As soon as the xMatters network monitoring tools detected unreliable connectivity, the Client Assistance and Operations teams initiated the internal Major Incident Management process. The incident response teams began simultaneously investigating the underlying cause and working to restore services for clients. The teams launched the automatic failover procedures, and promoted the impacted clients to alternate services located in the same data center. This automated process allowed for quick recovery of the impacted systems and all services were back online within a few minutes.

What are we doing to prevent it from happening again?
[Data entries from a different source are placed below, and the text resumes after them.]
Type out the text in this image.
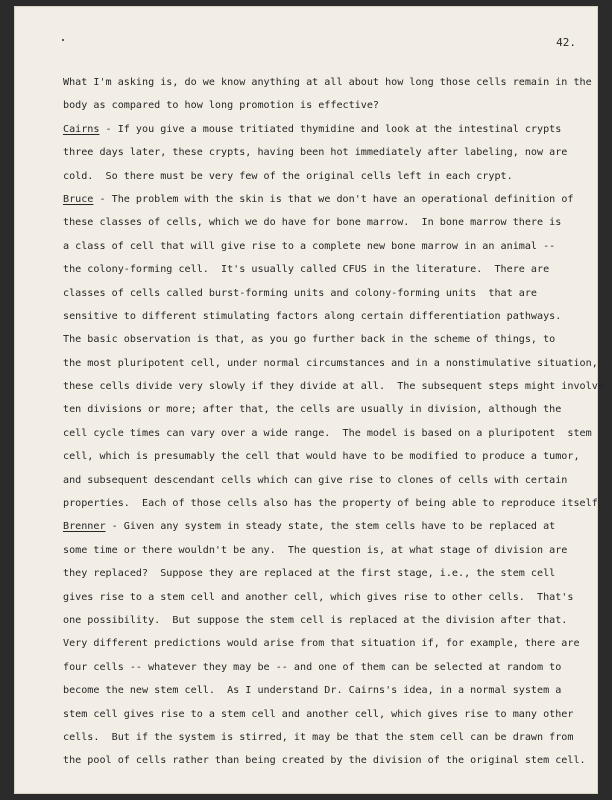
42.

What I'm asking is, do we know anything at all about how long those cells remain in the
body as compared to how long promotion is effective?
Cairns - If you give a mouse tritiated thymidine and look at the intestinal crypts
three days later, these crypts, having been hot immediately after labeling, now are
cold.  So there must be very few of the original cells left in each crypt.
Bruce - The problem with the skin is that we don't have an operational definition of
these classes of cells, which we do have for bone marrow.  In bone marrow there is
a class of cell that will give rise to a complete new bone marrow in an animal --
the colony-forming cell.  It's usually called CFUS in the literature.  There are
classes of cells called burst-forming units and colony-forming units  that are
sensitive to different stimulating factors along certain differentiation pathways.
The basic observation is that, as you go further back in the scheme of things, to
the most pluripotent cell, under normal circumstances and in a nonstimulative situation,
these cells divide very slowly if they divide at all.  The subsequent steps might involve
ten divisions or more; after that, the cells are usually in division, although the
cell cycle times can vary over a wide range.  The model is based on a pluripotent  stem
cell, which is presumably the cell that would have to be modified to produce a tumor,
and subsequent descendant cells which can give rise to clones of cells with certain
properties.  Each of those cells also has the property of being able to reproduce itself.
Brenner - Given any system in steady state, the stem cells have to be replaced at
some time or there wouldn't be any.  The question is, at what stage of division are
they replaced?  Suppose they are replaced at the first stage, i.e., the stem cell
gives rise to a stem cell and another cell, which gives rise to other cells.  That's
one possibility.  But suppose the stem cell is replaced at the division after that.
Very different predictions would arise from that situation if, for example, there are
four cells -- whatever they may be -- and one of them can be selected at random to
become the new stem cell.  As I understand Dr. Cairns's idea, in a normal system a
stem cell gives rise to a stem cell and another cell, which gives rise to many other
cells.  But if the system is stirred, it may be that the stem cell can be drawn from
the pool of cells rather than being created by the division of the original stem cell.
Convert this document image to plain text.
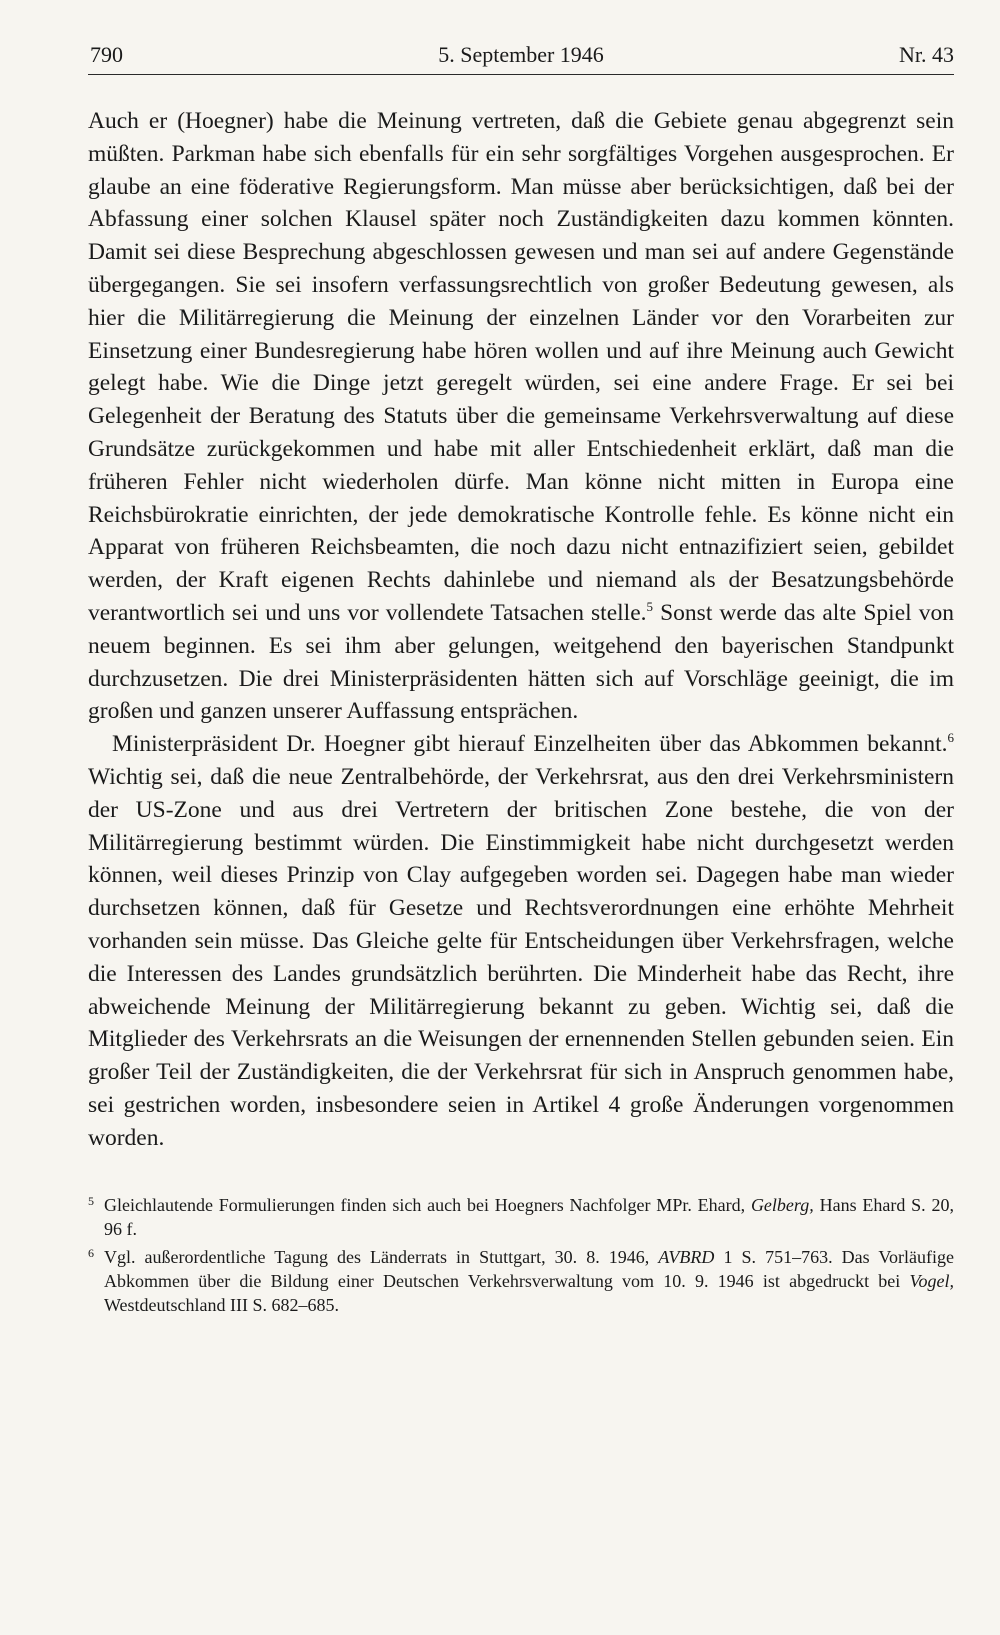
790	5. September 1946	Nr. 43

Auch er (Hoegner) habe die Meinung vertreten, daß die Gebiete genau abgegrenzt sein müßten. Parkman habe sich ebenfalls für ein sehr sorgfältiges Vorgehen ausgesprochen. Er glaube an eine föderative Regierungsform. Man müsse aber berücksichtigen, daß bei der Abfassung einer solchen Klausel später noch Zuständigkeiten dazu kommen könnten. Damit sei diese Besprechung abgeschlossen gewesen und man sei auf andere Gegenstände übergegangen. Sie sei insofern verfassungsrechtlich von großer Bedeutung gewesen, als hier die Militärregierung die Meinung der einzelnen Länder vor den Vorarbeiten zur Einsetzung einer Bundesregierung habe hören wollen und auf ihre Meinung auch Gewicht gelegt habe. Wie die Dinge jetzt geregelt würden, sei eine andere Frage. Er sei bei Gelegenheit der Beratung des Statuts über die gemeinsame Verkehrsverwaltung auf diese Grundsätze zurückgekommen und habe mit aller Entschiedenheit erklärt, daß man die früheren Fehler nicht wiederholen dürfe. Man könne nicht mitten in Europa eine Reichsbürokratie einrichten, der jede demokratische Kontrolle fehle. Es könne nicht ein Apparat von früheren Reichsbeamten, die noch dazu nicht entnazifiziert seien, gebildet werden, der Kraft eigenen Rechts dahinlebe und niemand als der Besatzungsbehörde verantwortlich sei und uns vor vollendete Tatsachen stelle.$^5$ Sonst werde das alte Spiel von neuem beginnen. Es sei ihm aber gelungen, weitgehend den bayerischen Standpunkt durchzusetzen. Die drei Ministerpräsidenten hätten sich auf Vorschläge geeinigt, die im großen und ganzen unserer Auffassung entsprächen.

Ministerpräsident Dr. Hoegner gibt hierauf Einzelheiten über das Abkommen bekannt.$^6$ Wichtig sei, daß die neue Zentralbehörde, der Verkehrsrat, aus den drei Verkehrsministern der US-Zone und aus drei Vertretern der britischen Zone bestehe, die von der Militärregierung bestimmt würden. Die Einstimmigkeit habe nicht durchgesetzt werden können, weil dieses Prinzip von Clay aufgegeben worden sei. Dagegen habe man wieder durchsetzen können, daß für Gesetze und Rechtsverordnungen eine erhöhte Mehrheit vorhanden sein müsse. Das Gleiche gelte für Entscheidungen über Verkehrsfragen, welche die Interessen des Landes grundsätzlich berührten. Die Minderheit habe das Recht, ihre abweichende Meinung der Militärregierung bekannt zu geben. Wichtig sei, daß die Mitglieder des Verkehrsrats an die Weisungen der ernennenden Stellen gebunden seien. Ein großer Teil der Zuständigkeiten, die der Verkehrsrat für sich in Anspruch genommen habe, sei gestrichen worden, insbesondere seien in Artikel 4 große Änderungen vorgenommen worden.

5 Gleichlautende Formulierungen finden sich auch bei Hoegners Nachfolger MPr. Ehard, Gelberg, Hans Ehard S. 20, 96 f.
6 Vgl. außerordentliche Tagung des Länderrats in Stuttgart, 30. 8. 1946, AVBRD 1 S. 751–763. Das Vorläufige Abkommen über die Bildung einer Deutschen Verkehrsverwaltung vom 10. 9. 1946 ist abgedruckt bei Vogel, Westdeutschland III S. 682–685.
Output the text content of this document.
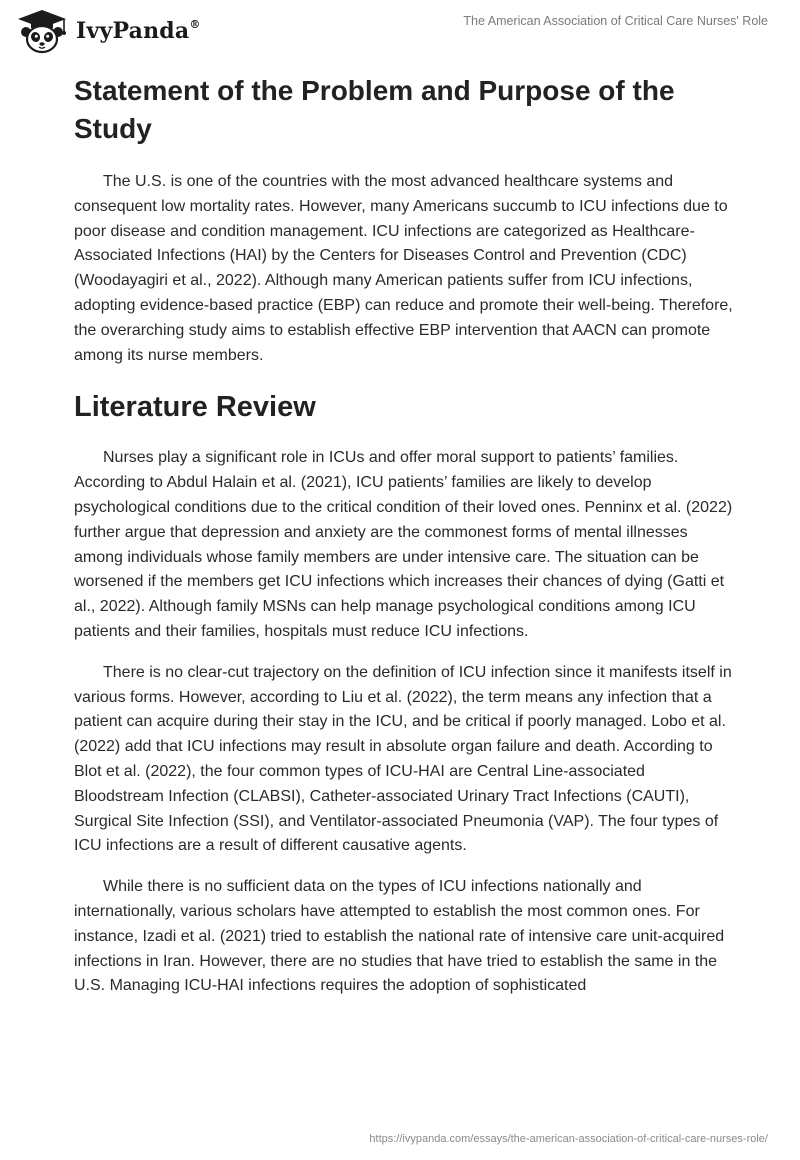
IvyPanda®	The American Association of Critical Care Nurses' Role
Statement of the Problem and Purpose of the Study

The U.S. is one of the countries with the most advanced healthcare systems and consequent low mortality rates. However, many Americans succumb to ICU infections due to poor disease and condition management. ICU infections are categorized as Healthcare-Associated Infections (HAI) by the Centers for Diseases Control and Prevention (CDC) (Woodayagiri et al., 2022). Although many American patients suffer from ICU infections, adopting evidence-based practice (EBP) can reduce and promote their well-being. Therefore, the overarching study aims to establish effective EBP intervention that AACN can promote among its nurse members.

Literature Review

Nurses play a significant role in ICUs and offer moral support to patients’ families. According to Abdul Halain et al. (2021), ICU patients’ families are likely to develop psychological conditions due to the critical condition of their loved ones. Penninx et al. (2022) further argue that depression and anxiety are the commonest forms of mental illnesses among individuals whose family members are under intensive care. The situation can be worsened if the members get ICU infections which increases their chances of dying (Gatti et al., 2022). Although family MSNs can help manage psychological conditions among ICU patients and their families, hospitals must reduce ICU infections.

There is no clear-cut trajectory on the definition of ICU infection since it manifests itself in various forms. However, according to Liu et al. (2022), the term means any infection that a patient can acquire during their stay in the ICU, and be critical if poorly managed. Lobo et al. (2022) add that ICU infections may result in absolute organ failure and death. According to Blot et al. (2022), the four common types of ICU-HAI are Central Line-associated Bloodstream Infection (CLABSI), Catheter-associated Urinary Tract Infections (CAUTI), Surgical Site Infection (SSI), and Ventilator-associated Pneumonia (VAP). The four types of ICU infections are a result of different causative agents.

While there is no sufficient data on the types of ICU infections nationally and internationally, various scholars have attempted to establish the most common ones. For instance, Izadi et al. (2021) tried to establish the national rate of intensive care unit-acquired infections in Iran. However, there are no studies that have tried to establish the same in the U.S. Managing ICU-HAI infections requires the adoption of sophisticated

https://ivypanda.com/essays/the-american-association-of-critical-care-nurses-role/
While the automatic failover processes and resource redundancy meant that the impact was limited to very few clients, the xMatters team continues to work to improve failover capabilities to help reduce the impact of any future issues and decrease even further the amount of time required to complete the failover of services. Any factors that the team identifies as potential improvements will be evaluated on an individual basis and implemented during regularly scheduled maintenance windows.

Timeline:

2017-08-21 07:02 - xMatters monitoring systems alert the Client Assistance team to an operating system software issue impacting a few clients in one of the data centers in Europe

2017-08-21 07:05 - Internal Major incident process is initiated

2017-08-21 07:14 - Impacted client services are promoted to alternate data center

2017-08-21 07:18 - All xMatters services are restored and operations are back to normal

If you have any questions, please visit http://support.xmatters.com

Posted Aug 25, 2017 - 09:59 PDT

Resolved
The issue has been addressed, and all services have been restored. Thank you for your patience while we addressed this matter.
Posted Aug 20, 2017 - 23:28 PDT
Monitoring
The xMatters Incident Response team has deployed a fix for the issue. We are currently monitoring the situation to ensure the implementation is stable and that all services are restored.
Posted Aug 20, 2017 - 23:21 PDT
Identified
The xMatters Incident Response team has identified the source of the issue and is working on a fix. We will update once a solution has been identified and implemented.
Posted Aug 20, 2017 - 23:18 PDT
Investigating
The xMatters monitoring tools have identified a potential issue with xMatters On-Demand for some clients located in Europe. We are currently investigating the issue, and will update as information becomes available.
Posted Aug 20, 2017 - 23:06 PDT
This incident affected: Europe, Middle East, and Africa (Web Interface, Email Notifications, SMS Notifications, Voice Notifications, Conferencing, Integration Platform, API, Mobile App).